Christian’s Dangerous Book

by Aug 18, 2016Piety

Reading can be dangerous because a good book never leaves you unchanged.

That was certainly Christian’s experience in the famous story of his Progress away from his hometown, the City of Destruction, to the City of God, the Celestial City. Christian’s book was dangerous because it predicted the uncomfortable truth that his city would live up to its name. And Christian was certainly changed by his reading; he was terrified.

“O, my dear wife,” said he, “and you the children of my bowels, I, your dear friend, am in myself undone by reason of a burden that lieth hard upon me; moreover, I am certainly informed that this our city will be burnt with fire from heaven; in which fearful overthrow, both myself, with thee my wife, and you my sweet babes, shall miserably come to ruin, except (the which yet I see not) some way of escape can be found whereby we may be delivered.”

But Christian’s family did not react to this news the way he did.

At this his relations were sore amazed; not for that they believed that what he had said to them was true, but because they thought that some frenzy distemper had got into his head.

Christian, in his allegorical world, was reading the Bible. And he was experiencing what Jesus warned could happen to anyone who reads and obeys His book:

If the world hate you, ye know that it hated me before it hated you. If ye were of the world, the world would love his own: but because ye are not of the world, but I have chosen you out of the world, therefore the world hateth you (John 15:18–19).

Christian didn’t know it, but he was being chosen out of the world. He was about to be “not of the world,” to begin his journey to a new world.

The World Reacts

But all his wife and sweet babes knew was that the head of their home was crazy. They dismissed his warnings of coming destruction, and when he persisted, so did they. John Bunyan uses the full flavor of seventeenth century English prose to help the reader taste their response: Christian’s family

thought to drive away his distemper by harsh and surly carriages to him; sometimes they would deride, sometimes they would chide, and sometimes they would quite neglect him.

But why the surly carriages? Why not simply send Christian—in some padded carriage—to the City of Destruction Institutes for Mental Health?

Because of what Jesus says a bit earlier in John. The world, He says, hates Him for a reason: “Me it hateth, because I testify of it, that the works thereof are evil” (John 7:7). Christian’s family knew that his talk had negative implications for them personally.

The “world” in the Gospel of John is a dark place. Despite the “Light which lighteth every man,” the world remains full of people who “love (agapaō) darkness rather than light.” Why? “Because their deeds are evil” (John 3:19). Like roaches in a kitchen corner, they don’t want to be exposed.
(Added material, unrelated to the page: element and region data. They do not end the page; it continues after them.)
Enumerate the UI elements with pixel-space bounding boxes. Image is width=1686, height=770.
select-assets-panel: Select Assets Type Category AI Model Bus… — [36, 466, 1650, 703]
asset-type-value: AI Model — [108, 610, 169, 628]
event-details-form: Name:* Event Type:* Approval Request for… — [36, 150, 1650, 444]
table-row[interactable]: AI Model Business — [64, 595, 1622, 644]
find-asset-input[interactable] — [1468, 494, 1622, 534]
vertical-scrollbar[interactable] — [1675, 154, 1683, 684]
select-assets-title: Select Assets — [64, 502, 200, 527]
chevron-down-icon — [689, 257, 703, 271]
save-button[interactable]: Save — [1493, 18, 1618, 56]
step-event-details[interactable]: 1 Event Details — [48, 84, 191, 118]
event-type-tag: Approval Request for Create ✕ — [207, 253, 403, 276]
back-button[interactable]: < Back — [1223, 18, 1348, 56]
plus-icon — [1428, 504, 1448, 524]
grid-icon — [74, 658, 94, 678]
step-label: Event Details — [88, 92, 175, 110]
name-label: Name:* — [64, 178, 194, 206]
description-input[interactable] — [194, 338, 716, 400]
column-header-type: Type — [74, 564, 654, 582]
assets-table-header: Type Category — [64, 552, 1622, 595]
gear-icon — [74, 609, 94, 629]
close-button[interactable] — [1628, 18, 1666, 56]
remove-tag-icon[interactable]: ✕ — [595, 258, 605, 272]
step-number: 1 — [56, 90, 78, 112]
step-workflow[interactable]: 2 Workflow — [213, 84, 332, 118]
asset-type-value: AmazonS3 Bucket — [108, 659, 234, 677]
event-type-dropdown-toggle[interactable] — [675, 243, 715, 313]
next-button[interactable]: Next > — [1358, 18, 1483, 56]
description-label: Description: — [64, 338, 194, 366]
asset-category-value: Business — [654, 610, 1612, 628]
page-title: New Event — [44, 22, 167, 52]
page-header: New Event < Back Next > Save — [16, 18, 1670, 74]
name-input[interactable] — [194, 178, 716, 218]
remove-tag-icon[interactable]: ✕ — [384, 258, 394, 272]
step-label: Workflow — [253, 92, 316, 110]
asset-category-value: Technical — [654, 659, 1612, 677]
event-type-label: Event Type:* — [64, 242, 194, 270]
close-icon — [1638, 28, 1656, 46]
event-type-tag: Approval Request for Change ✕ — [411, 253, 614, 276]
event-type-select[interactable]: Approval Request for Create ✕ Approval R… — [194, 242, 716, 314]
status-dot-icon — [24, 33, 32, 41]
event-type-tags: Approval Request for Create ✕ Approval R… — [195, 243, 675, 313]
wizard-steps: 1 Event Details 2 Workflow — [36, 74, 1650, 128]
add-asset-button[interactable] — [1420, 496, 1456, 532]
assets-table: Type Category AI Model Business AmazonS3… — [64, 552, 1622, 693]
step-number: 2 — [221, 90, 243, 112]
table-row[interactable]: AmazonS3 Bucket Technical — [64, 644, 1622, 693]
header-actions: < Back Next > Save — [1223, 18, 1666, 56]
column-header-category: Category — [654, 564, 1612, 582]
When God chooses people out of the world, as Jesus said, He’s implying that the people who are left don’t meet His perfect standards. And they sometimes respond indignantly by violating His standards still further—by hating the people upon whom God has shined His marvelous light.

Christian Responses

You may never be called upon to stand in public opposition against an unjust war or same-sex marriage or some other prominent evil that your whole society is bent on pursuing. That’s probably what most Christians imagine when they picture being hated by the world. But you might get an angrily condescending look from your uncle when you tell him you will not go to see a movie that tries to entertain you with sins Jesus died to eradicate (1 John 3:8b). You might get shouted at by the seatmate you are evangelizing on an airplane. You might have to quit a job—and earn the intense anger of your former employer—because you refuse to participate in unethical business practices. For every Pliable you meet who tolerates diversity and celebrates your right to hold strange religious views, there may be three or four Obstinates who don’t see it that way.

How should Christians respond to such hatred? Jesus answers simply in John 15, “If the world hate you, ye know [the ESV renders this as a command: know] that it hated me before it hated you.” He picks up this theme again in the same paragraph. “All these things will they do unto you for my name’s sake, because they know not him that sent me. . . . He that hateth me hateth my Father also” (John 15:21, 23).

Christians should react to the world’s hatred by remembering that God is the true object of any vitriol or persecution they endure. Don’t be so arrogant as to think that you are worthy of Apollyon’s arrows, and don’t let Giant Despair get you discouraged either—you are not the real issue.

Or at least you shouldn’t be. The world isn’t always wrong; sometimes Christians really are distempered. They have either misread God’s instructions, misunderstood the situation to which they’re supposed to apply those instructions, or failed to carry out those instructions with love. Unfortunately, Christians sometimes deserve the world’s hatred. They are, as Peter said, only being “buffeted for their faults” (1Peter 2:20).

There is finally only one way to know whether the world is hating God or for some well-deserved reason merely hating you. In other words, there is only one way, ultimately, to know whether to stand fast or repent when the world thinks you’re crazy: keep reading Christian’s dangerous book.